SPIKE: Investigate eRSD value sets to understand the structure of the data

DanPaseltiner commented 6 months ago

In order for us to successfully build an API on top of the eRSD values sets we need to make sure that we understand this dataset. Let's take some time to understand the data we are working with.
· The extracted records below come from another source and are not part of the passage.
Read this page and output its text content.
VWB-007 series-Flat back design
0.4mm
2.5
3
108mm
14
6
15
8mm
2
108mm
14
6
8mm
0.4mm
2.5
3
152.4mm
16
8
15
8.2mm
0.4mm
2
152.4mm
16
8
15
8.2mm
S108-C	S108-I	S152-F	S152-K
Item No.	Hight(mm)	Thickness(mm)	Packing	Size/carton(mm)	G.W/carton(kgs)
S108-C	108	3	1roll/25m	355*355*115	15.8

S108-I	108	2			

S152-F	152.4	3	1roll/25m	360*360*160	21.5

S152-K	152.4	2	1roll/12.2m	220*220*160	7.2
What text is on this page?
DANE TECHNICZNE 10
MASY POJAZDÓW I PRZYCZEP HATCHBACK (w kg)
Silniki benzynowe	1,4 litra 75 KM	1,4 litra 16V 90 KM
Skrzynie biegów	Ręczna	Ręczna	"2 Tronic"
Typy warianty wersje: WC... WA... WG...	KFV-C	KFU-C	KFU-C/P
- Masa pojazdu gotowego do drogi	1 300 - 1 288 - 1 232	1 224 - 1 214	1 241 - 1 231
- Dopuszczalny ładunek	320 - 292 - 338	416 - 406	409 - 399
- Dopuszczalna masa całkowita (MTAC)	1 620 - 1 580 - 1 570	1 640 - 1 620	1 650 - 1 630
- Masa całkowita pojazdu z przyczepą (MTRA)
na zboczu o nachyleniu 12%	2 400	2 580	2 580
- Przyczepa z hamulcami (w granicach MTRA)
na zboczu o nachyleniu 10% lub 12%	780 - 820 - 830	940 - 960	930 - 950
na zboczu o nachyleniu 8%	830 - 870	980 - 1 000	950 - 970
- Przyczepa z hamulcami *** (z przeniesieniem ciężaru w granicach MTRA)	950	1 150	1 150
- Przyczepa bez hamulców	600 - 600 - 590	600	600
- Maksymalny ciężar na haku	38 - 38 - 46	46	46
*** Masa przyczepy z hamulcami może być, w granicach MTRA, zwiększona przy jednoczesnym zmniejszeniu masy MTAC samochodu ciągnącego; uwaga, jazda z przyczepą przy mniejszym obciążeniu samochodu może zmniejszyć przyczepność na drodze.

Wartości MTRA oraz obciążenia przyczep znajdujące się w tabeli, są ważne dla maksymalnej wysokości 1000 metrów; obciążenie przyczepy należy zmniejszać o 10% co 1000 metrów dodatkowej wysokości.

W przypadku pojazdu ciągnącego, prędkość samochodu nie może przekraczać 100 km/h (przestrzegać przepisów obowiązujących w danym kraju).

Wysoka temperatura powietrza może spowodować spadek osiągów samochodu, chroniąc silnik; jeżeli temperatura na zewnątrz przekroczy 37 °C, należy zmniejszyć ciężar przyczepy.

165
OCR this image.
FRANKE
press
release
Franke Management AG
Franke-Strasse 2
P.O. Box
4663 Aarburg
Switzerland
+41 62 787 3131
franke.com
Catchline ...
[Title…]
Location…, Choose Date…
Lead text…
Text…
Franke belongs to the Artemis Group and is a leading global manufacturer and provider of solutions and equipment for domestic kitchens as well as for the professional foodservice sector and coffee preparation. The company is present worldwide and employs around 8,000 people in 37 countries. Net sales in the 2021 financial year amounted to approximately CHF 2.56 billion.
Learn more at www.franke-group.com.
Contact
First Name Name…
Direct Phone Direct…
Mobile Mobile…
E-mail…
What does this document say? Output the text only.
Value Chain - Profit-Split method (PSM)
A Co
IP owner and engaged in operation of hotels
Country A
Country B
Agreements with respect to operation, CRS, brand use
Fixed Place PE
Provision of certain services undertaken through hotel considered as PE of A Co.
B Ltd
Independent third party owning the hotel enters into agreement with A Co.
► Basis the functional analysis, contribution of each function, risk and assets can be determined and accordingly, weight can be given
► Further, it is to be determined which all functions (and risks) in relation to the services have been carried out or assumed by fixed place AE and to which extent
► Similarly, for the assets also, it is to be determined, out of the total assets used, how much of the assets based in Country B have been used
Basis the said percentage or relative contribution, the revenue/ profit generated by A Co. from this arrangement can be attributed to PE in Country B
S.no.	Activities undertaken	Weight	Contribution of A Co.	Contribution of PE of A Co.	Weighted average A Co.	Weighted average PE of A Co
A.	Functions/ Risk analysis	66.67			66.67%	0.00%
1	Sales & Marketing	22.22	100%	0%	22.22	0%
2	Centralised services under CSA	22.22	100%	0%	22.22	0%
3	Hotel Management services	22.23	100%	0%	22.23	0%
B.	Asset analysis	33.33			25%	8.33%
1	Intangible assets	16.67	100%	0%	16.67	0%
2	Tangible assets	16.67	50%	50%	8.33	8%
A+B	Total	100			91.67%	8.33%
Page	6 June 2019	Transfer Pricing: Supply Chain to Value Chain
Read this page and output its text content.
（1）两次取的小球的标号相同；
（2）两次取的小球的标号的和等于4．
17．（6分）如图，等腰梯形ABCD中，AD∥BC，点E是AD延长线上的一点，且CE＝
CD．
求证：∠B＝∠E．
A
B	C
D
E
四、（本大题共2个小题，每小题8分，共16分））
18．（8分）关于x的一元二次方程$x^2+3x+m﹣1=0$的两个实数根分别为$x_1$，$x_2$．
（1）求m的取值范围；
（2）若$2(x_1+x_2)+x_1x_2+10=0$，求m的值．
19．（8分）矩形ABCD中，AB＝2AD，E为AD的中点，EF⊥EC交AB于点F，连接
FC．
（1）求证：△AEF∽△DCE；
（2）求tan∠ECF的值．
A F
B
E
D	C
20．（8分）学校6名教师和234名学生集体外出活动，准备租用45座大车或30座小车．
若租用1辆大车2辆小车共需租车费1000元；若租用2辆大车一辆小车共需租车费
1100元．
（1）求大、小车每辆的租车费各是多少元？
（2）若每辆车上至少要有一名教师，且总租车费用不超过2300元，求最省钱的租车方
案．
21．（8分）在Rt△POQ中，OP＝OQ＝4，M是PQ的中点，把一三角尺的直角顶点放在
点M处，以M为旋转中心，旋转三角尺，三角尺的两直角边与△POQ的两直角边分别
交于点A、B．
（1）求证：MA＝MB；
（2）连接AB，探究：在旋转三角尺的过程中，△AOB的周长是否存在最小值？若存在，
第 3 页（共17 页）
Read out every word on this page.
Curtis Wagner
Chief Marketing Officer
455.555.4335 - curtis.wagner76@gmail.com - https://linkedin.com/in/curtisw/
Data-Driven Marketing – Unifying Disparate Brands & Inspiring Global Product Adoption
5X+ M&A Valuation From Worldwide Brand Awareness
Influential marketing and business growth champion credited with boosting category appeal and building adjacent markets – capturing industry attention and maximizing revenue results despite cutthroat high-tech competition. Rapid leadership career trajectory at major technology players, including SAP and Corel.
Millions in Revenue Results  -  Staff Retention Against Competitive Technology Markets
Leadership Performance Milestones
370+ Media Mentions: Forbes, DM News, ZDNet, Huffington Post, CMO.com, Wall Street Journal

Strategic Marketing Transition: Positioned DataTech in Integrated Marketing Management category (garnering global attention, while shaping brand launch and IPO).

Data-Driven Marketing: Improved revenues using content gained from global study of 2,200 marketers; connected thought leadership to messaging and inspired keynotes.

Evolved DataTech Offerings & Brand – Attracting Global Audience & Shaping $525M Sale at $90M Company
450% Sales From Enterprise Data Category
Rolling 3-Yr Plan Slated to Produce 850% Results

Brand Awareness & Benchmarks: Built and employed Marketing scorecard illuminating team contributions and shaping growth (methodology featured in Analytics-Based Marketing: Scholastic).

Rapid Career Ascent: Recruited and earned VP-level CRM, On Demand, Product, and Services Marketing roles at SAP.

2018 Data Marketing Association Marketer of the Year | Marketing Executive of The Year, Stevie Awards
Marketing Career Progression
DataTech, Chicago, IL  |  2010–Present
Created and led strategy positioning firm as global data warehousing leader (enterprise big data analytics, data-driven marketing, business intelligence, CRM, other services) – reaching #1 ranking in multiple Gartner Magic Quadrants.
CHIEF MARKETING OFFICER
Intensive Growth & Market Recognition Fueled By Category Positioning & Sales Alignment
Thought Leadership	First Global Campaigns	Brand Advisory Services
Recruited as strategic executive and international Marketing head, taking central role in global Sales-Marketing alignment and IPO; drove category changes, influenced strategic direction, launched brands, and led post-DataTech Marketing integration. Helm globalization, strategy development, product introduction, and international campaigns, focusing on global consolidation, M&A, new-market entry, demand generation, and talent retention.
Refer to the epic for links to the eRSD website and a copy of the dataset in XLSX format.

robertandremitchell commented 6 months ago

https://ecr.aimsplatform.org/ehr-implementers/triggering/

Trying to suss out a few differences in JSON.

eRSD Version 1 eRSD VERSION 1 RELEASE DESCRIPTION eRSD Version 1 includes the queries necessary for producing CDA eICR R1.1 reports. For eCR Now App Release 2.X.

eRSD Version 2 eRSD VERSION 2 RELEASE DESCRIPTION eRSD Version 2 includes the queries necessary for producing CDA eICR R1.1 reports. It is for users of the eCR Now FHIR App release 3.X and greater.

based on the note in the article about medication, I'm 99% we want v2. However, v2 is "only" 19MB compared to 33.4MB for v1. Doing some further comparison work today.

Also slightly confusing, the API calls https://ersd.aimsplatform.org/api/ersd/v2specification?format=json&api-key=[YOURKEYHERE] produce svelter json (v1 is 19MB, v2 is 12.5MB). I would think for the purposes of updating to get the latest info when building a database, we'll eventually want to implement building off the API endpoint, so I'm gonna also try to do more digging to figure out where/how/why they are different.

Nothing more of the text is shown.